Data Security Movement Back-Burnered By Lawmakers

Despite a year's worth of highly publicized security breaches and a lot of talk in Congress this summer on ways to protect consumers, there's been too little done to protect U.S. consumers' data, Gartner research director Avivah Litan says.
Sam's Club, as well as card companies MasterCard and Visa, have been tight-lipped about the fraud, which worries Litan. "Visa and MasterCard have not made public statements on the Sam's Club incident, even though this theft of the most sensitive card data, magnetic stripe data, appears to violate their Payment Card Industry (PCI) standard," she said. "Neither the card companies nor Sam's Club has been forthcoming about how many cardholders are potentially affected."

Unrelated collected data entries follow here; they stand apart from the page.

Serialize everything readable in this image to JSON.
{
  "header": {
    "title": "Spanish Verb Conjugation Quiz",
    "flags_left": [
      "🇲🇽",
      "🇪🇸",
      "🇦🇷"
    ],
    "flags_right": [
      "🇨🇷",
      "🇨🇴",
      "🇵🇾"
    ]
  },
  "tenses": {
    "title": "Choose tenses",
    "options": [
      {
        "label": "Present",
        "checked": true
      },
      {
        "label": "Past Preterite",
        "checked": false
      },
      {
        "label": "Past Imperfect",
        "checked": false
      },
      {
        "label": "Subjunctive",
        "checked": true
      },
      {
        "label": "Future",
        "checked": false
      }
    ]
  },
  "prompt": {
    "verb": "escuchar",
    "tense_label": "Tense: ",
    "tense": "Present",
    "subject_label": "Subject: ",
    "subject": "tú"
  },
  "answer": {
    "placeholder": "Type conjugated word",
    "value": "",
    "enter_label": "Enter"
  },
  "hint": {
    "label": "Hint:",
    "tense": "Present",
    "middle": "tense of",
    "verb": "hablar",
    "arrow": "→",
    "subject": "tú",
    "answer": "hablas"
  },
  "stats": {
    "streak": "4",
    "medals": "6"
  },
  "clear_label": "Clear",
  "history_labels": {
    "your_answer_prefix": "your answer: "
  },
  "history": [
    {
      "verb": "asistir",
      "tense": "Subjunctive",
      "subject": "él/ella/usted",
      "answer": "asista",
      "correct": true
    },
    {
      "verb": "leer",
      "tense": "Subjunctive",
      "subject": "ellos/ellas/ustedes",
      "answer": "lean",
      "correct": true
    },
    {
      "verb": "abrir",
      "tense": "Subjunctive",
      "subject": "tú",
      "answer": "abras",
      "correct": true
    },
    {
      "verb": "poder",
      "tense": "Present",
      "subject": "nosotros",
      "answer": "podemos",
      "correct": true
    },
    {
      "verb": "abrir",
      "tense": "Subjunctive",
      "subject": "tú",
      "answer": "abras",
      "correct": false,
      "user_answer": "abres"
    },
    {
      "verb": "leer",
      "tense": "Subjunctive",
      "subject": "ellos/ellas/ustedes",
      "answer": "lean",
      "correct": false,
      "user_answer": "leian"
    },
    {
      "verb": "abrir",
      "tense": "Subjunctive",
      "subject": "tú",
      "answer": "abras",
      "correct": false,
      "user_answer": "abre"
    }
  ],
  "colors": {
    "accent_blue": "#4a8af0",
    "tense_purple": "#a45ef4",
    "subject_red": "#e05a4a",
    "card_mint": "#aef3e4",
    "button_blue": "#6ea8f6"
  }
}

The fraud likely involved gas pump "skimming," where hackers capture the data from a magnetic strip when it's pulled through a reader, then use that data to reproduce illegal copies. The practice has been long used to rip off consumers at bank ATMs.

"Some lawyer probably read through the California notification law and/or the PCI standard, and decided that the breach wasn't subject to either," said Litan. "I think Sam's got away with not disclosing details of the fraud."

Nor will next year be a landmark one for data security. "I'm not optimistic," she admitted. "Security spending will continue to increase, but for many companies, the only motivation will be to keep themselves out of the media."